There are just 100 laps in total for Sunday night. That leaves 10.0 FanDuel points for laps led, which is basically a number we get exclusively on road courses among points-paying races.

That's one factor pushing us toward prioritizing place-differential. The other factor is the aforementioned inversions. We're not going to see one driver dominate the entire race; if they win an early segment, they're getting pushed to the back.

As a result, the biggest upside will come via drivers who can scoop place-differential points. However, with just 17 drivers available to us, that's easier said than done.

These two elements combined means that a disproportionate number of the total points scored on Sunday will come via finishing position. Upside is capped for both lap-leaders and place-differential cars, but the finishing points remain the same. It means that although we should emphasize finding place-differential, our overall goal will be to identify the fastest drivers.

The ideal situation is when those two overlap. Denny Hamlin and Ryan Blaney drew the 16th and 17th starting spots, respectively, but rank inside the top six in my model. That's going to make them high-quality DFS plays. Alex Bowman (starting 15th), Martin Truex Jr. (10th), and William Byron (8th) are also starting deeper than where my model ranks them.

As a result, those drivers are going to grade out well. If you can find drivers who have both finishing upside and some place-differential juice, they should be your core. But you'll still want to identify the eventual winner.
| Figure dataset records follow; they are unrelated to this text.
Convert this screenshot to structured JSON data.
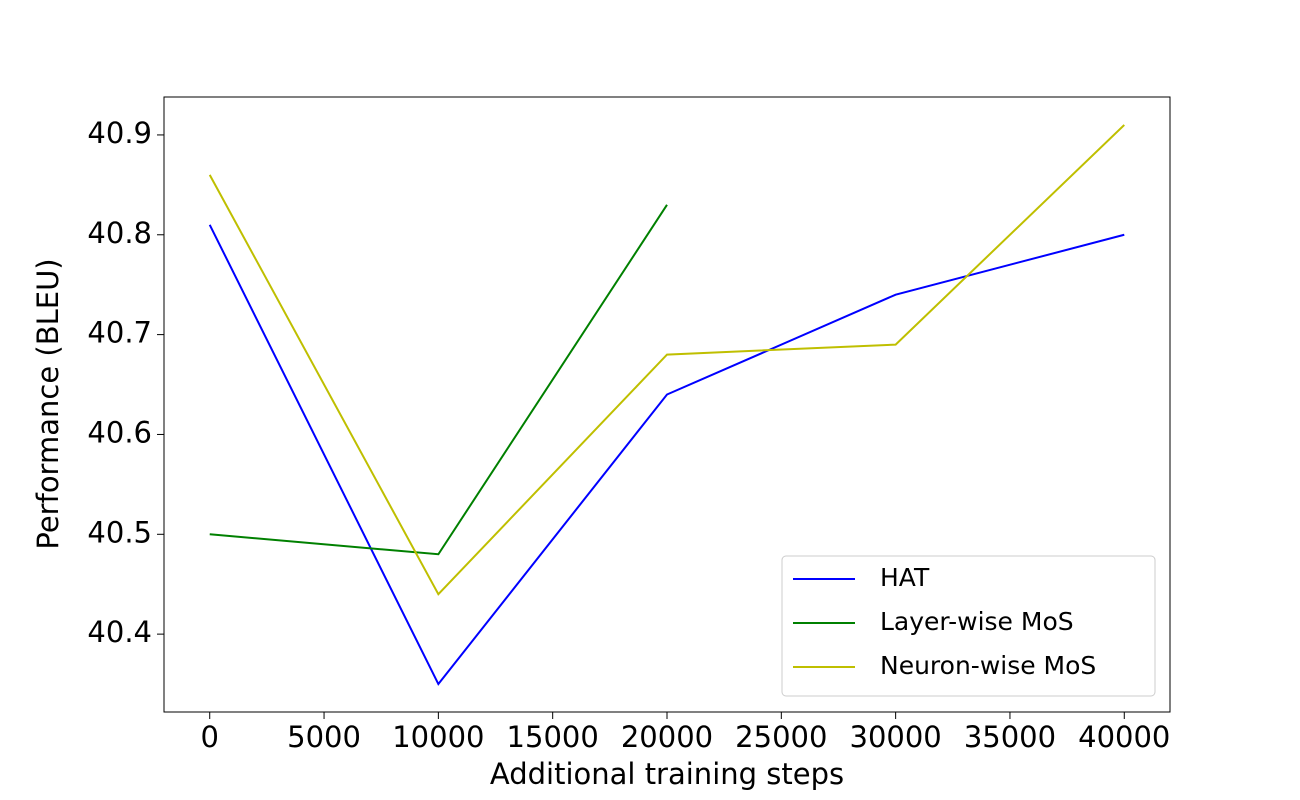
{
  "chart_data": {
    "type": "line",
    "x_label": "Additional training steps",
    "y_label": "Performance (BLEU)",
    "x": [
      0,
      10000,
      20000,
      30000,
      40000
    ],
    "series": [
      {
        "name": "HAT",
        "color": "#0000ff",
        "values": [
          40.81,
          40.35,
          40.64,
          40.74,
          40.8
        ]
      },
      {
        "name": "Layer-wise MoS",
        "color": "#008000",
        "values": [
          40.5,
          40.48,
          40.83,
          null,
          null
        ]
      },
      {
        "name": "Neuron-wise MoS",
        "color": "#bfbf00",
        "values": [
          40.86,
          40.44,
          40.68,
          40.69,
          40.91
        ]
      }
    ],
    "xlim": [
      -2000,
      42000
    ],
    "ylim": [
      40.322,
      40.938
    ],
    "xticks": [
      0,
      5000,
      10000,
      15000,
      20000,
      25000,
      30000,
      35000,
      40000
    ],
    "yticks": [
      40.4,
      40.5,
      40.6,
      40.7,
      40.8,
      40.9
    ],
    "grid": false,
    "legend": "lower right"
  }
}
The 43 points for a win will likely guarantee the winner a spot in the tournament-winning lineups Sunday night. That's true even if that driver is Larson, who starts on the pole. This means it's impossible for him to get positive place-differential points; he'll either get zero or negative. But given his speed and race-winning upside (he has 22.3% win odds in my simulations; nobody else is in the double digits), he's still a quality DFS play.

Basically, the way to view starting positions is this: bump up drivers starting deeper than their true strength. Even the slightest boost via place-differential is worthwhile in a race that will likely be so slim on points. You just shouldn't sacrifice those ever-valuable finishing points to get there.

The other key thing to note for this week is that you'll have to work harder to differentiate your lineups from others. With just 17 drivers in the player pool, there are fewer total combinations of lineups we can make. If we have a lineup in a contest that's duplicated by an opponent, the expected value of that lineup automatically goes down. So, whether that means leaving salary on the table or consciously using potentially sub-optimal plays, you need to actively try harder to be different than you would for a full-field race.

Being different while also being considerate of finishing position and place differential is a tough line to walk. This might be the most difficult slate of the entire year. But those are complications our opponents will deal with, too, and not all of them will take the proper time to consider the unique format. Even if it makes our head hurt, we've still got an opportunity to profit on Sunday, and considering all three of those things simultaneously will be necessary if you want to do so.